Eigenfaces Artifact

Cody Andrews
CSE 455 Computer Vision
Project 4


Average Face + 10 Eigenfaces



Faces Recognized vs Number of Eigenfaces Used (of 33)



Recognition Mistakes
Smiling 1 recognized as nonsmiling 16 - Correct sorted position: 5


Smiling 2 recognized as nonsmiling 27 - Correct sorted position: 2


Smiling 4 recognized as nonsmiling 25 - Correct sorted position: 4


Smiling 9 recognized as nonsmiling 31 - Correct sorted position: 2


Smiling 15 recognized as nonsmiling 24 - Correct sorted position: Not in top 5


Smiling 17 recognized as nonsmiling 19 - Correct sorted position: 2


Smiling 18 recognized as nonsmiling 24 - Correct sorted position: 3


Smiling 22 recognized as nonsmiling 16 - Correct sorted position: 3


Smiling 23 recognized as nonsmiling 11 - Correct sorted position: 2


Smiling 24 recognized as nonsmiling 18 - Correct sorted position: 3



Testing Recognition Discussion
From the number chart above, it is reasonably clear that beyond 10 eigenfaces, there is effectively zero increase or decrease in the number of faces correctly matched by the recognizeFace method. Because using more eigenfaces requires more memory and time, 10 eigenfaces is the optimal choice for this project.

Most of the errors were fairly reasonable with similar faces, all except for smiling 4 being recognized as nonsmiling 25. It seems his wild expression was too just too different for the system to handle it. When an image was matched incorrectly, the program was usually very close. In the majority of these images, they were the 2nd or 3rd best.
Cropping elf.tga
Image Marked (min_scale=0.45, max_scale=0.55, step=0.01):


Scoremap for scale=0.55 (darker areas are better matches):


Cropped Image:



Cropping Obama.tga
Marked Image (min_scale=0.01, max_scale=0.10, step=0.01):


Result Image:



Finding faces in group3.tga
Marked Image(min_scale=0.50, max_scale=0.60, step=0.01):


Scoremap for scale=0.60 (darker areas are better matches):



Finding faces in a group of friends
Marked Image (min_scale=0.30, max_scale=0.50, step=0.02):


Scoremap for scale=0.50 (darker areas are better matches):



Finding Faces Discussion
My face finder uses two Mean Square Error scores to calculate the positions of each face. One is the MSE to the face plane, the other is of a highly simplified skin classifier.
To generate these MSEs, a square rectangle of pixels was sampled at every position in the image. For each of these squares, the MSE between it and its projection to the face plane was calculated. Then, the MSE of this square to the "average skin color" (rgb: 177,120,91) was calculated, and multiplied by the first MSE. This combined MSE value for every pixel is what is shown in the "Scoremap" images above. At points where the map is darkest, my algorithm will find those as faces.

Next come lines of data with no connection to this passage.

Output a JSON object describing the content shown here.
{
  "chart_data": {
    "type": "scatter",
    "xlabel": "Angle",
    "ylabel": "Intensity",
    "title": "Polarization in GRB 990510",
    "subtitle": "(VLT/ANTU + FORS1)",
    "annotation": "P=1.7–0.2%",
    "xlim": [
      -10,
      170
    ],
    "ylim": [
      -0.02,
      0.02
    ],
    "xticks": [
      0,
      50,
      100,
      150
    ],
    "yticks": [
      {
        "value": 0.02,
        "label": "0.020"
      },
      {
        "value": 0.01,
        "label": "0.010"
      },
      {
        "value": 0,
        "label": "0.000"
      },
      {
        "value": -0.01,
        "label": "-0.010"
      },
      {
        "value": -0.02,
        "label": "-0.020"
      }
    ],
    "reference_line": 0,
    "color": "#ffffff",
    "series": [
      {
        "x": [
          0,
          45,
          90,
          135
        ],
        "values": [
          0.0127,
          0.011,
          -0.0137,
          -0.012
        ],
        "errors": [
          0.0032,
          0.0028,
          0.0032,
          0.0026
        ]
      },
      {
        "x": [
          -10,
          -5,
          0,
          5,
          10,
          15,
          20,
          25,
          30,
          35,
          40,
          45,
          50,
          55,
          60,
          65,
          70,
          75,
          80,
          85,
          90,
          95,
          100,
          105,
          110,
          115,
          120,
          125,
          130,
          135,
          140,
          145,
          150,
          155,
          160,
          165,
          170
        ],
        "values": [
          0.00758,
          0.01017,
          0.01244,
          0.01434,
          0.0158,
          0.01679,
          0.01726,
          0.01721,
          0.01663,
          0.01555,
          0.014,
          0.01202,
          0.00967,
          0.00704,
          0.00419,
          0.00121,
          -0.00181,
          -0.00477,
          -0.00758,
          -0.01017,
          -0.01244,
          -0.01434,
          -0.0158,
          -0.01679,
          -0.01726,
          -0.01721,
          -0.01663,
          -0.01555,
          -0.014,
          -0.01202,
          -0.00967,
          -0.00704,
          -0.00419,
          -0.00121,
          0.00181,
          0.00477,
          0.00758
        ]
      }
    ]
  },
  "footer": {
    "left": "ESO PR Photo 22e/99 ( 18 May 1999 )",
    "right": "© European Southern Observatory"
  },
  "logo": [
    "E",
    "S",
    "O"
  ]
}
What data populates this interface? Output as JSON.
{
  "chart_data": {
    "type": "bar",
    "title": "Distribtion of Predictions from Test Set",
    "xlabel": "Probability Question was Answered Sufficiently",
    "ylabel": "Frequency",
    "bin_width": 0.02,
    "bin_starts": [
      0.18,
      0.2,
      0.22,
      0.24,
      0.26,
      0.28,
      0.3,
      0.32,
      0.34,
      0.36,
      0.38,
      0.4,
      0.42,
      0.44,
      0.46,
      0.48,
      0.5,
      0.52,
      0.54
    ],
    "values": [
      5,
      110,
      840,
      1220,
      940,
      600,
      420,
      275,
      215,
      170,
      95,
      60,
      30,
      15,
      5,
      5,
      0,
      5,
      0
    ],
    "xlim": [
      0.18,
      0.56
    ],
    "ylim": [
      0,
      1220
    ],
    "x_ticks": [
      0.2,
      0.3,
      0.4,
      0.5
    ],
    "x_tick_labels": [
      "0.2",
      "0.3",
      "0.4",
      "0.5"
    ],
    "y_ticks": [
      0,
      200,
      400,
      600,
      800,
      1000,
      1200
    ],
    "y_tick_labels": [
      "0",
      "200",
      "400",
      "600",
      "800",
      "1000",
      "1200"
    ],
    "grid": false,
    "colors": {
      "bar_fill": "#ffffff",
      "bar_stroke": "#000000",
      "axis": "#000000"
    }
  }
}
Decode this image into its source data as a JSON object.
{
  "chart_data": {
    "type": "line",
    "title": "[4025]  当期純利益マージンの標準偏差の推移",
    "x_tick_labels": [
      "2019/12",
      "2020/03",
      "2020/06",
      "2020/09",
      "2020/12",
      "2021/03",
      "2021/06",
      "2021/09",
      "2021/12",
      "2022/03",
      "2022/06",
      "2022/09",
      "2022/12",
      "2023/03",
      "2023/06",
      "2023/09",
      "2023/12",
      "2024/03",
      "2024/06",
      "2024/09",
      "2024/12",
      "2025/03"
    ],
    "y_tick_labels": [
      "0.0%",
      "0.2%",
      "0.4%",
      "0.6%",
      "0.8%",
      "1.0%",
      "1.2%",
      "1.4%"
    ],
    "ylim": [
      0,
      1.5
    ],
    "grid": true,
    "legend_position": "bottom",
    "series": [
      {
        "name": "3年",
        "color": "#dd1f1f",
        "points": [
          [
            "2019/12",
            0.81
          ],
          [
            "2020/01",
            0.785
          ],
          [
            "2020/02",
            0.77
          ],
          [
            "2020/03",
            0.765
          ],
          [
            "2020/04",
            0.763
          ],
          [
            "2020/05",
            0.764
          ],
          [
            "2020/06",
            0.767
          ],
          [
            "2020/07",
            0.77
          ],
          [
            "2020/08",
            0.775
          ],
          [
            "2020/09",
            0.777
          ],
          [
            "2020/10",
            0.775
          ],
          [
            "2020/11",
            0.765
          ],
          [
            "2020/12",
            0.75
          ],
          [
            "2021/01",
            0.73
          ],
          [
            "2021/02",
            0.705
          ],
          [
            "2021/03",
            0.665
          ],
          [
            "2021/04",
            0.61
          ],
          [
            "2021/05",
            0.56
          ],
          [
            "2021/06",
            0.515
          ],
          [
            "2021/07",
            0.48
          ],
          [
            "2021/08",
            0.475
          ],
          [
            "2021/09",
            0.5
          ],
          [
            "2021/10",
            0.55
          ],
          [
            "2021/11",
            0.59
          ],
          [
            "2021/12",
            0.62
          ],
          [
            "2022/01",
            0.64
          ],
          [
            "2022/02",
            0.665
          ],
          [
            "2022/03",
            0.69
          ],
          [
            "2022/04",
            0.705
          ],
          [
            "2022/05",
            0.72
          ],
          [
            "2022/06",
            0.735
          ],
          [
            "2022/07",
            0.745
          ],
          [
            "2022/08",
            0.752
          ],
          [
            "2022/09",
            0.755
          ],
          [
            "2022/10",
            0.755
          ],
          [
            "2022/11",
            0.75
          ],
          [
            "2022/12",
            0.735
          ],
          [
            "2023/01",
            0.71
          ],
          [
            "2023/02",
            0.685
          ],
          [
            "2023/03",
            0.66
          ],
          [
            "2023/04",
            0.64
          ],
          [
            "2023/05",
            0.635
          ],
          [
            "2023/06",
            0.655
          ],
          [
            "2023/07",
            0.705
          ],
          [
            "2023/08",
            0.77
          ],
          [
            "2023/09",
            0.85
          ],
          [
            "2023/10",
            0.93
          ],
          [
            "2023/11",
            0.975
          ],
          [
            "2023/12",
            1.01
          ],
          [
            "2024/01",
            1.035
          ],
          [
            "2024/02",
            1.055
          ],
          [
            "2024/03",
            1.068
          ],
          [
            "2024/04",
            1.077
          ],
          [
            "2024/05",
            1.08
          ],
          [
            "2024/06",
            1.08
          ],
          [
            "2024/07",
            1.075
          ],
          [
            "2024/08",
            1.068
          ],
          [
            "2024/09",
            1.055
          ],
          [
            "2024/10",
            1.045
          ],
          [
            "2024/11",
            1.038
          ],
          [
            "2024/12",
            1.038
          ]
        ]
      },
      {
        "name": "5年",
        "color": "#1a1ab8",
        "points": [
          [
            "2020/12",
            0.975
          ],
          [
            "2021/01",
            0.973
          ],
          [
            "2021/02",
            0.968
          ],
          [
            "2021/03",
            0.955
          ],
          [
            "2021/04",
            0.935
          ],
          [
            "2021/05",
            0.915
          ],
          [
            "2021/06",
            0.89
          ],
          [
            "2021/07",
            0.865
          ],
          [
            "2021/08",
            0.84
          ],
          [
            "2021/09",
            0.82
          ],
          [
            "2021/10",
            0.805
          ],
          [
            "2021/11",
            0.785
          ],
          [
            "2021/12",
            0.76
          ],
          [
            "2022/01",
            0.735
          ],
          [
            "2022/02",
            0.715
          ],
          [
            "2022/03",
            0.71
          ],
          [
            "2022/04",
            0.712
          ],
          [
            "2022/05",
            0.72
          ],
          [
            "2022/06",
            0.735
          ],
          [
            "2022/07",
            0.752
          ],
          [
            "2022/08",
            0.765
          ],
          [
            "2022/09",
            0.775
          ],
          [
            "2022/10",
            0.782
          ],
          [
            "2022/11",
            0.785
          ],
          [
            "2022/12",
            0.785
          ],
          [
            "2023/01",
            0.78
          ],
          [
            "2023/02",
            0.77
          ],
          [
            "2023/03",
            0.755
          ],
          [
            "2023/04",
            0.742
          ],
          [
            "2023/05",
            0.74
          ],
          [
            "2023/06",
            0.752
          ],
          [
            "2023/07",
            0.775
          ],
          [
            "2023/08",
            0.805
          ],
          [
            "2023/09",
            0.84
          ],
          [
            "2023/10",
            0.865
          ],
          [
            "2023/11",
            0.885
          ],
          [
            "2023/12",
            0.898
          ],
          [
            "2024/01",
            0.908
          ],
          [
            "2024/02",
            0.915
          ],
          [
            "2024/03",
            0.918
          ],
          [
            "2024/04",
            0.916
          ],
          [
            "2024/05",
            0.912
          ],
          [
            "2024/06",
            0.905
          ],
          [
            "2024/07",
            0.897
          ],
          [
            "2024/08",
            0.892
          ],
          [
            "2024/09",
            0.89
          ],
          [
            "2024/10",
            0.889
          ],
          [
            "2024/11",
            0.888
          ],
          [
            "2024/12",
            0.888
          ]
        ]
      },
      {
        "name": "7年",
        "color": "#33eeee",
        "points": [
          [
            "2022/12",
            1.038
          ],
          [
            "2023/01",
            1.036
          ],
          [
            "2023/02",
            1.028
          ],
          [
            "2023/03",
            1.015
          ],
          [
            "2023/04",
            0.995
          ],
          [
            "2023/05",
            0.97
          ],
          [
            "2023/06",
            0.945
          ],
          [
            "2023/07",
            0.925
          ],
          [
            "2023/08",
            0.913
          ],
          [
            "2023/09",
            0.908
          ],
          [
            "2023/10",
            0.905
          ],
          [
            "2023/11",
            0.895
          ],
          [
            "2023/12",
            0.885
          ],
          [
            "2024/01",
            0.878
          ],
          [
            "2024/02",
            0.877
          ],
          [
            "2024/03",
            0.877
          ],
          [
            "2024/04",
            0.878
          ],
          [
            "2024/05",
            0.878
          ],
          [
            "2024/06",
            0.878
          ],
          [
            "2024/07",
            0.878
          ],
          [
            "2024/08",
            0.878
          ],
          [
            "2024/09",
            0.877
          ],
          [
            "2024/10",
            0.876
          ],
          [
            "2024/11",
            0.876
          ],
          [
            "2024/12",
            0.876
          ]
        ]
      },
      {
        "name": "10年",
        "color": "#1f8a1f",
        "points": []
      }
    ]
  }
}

Before I implemented the skin detection, my output was horrible. It matched almost none of the faces in every image. It seems that the initial MSE calculation, while it did have local minima around faces, also showed a strong preference towards areas with low texture, like people's shirts, the whiteboard in the background of group3.tga, and the wall in the image of my friends. Adding skin detection helped significantly, but did not completely override the first MSE's preference.


Verify Face Testing


This plot shows a comparison of MSE values between a face and itself, and a face with another face. The blue bars shows the MSE when verifyFace is called on an image with itself. The red bars shows the MSE when verifyFace is called on an image with another image. A good threshold is one that maximizes what is under the red bars, but above the blue bars, and in this case, I chose 3000, which is shown as the green bar on the graph.
The false positive rate for these 10 faces using a threshhold of 3000 is 10%.
The false negative rate for these 10 faces using a threshhold of 3000 is 30%.


Extra Credit
Face Morphing: To morph a face partially between another, I just multiplied the coefficients of the projected faces by their weight, and reconstructed them.
Animation:

Skin Detection: I used a primitive form of skin detection which only compared skin to one skin color (rgb: 177,120,91). The MSE to this color was calculated for every box that was used in the normal algorithm, and then was multiplied by the face projection MSE to get a skin-weighted MSE. Although this works fairly well against people with lighter skin, this will fail to work against people with darker skin, or in dark or very bright images.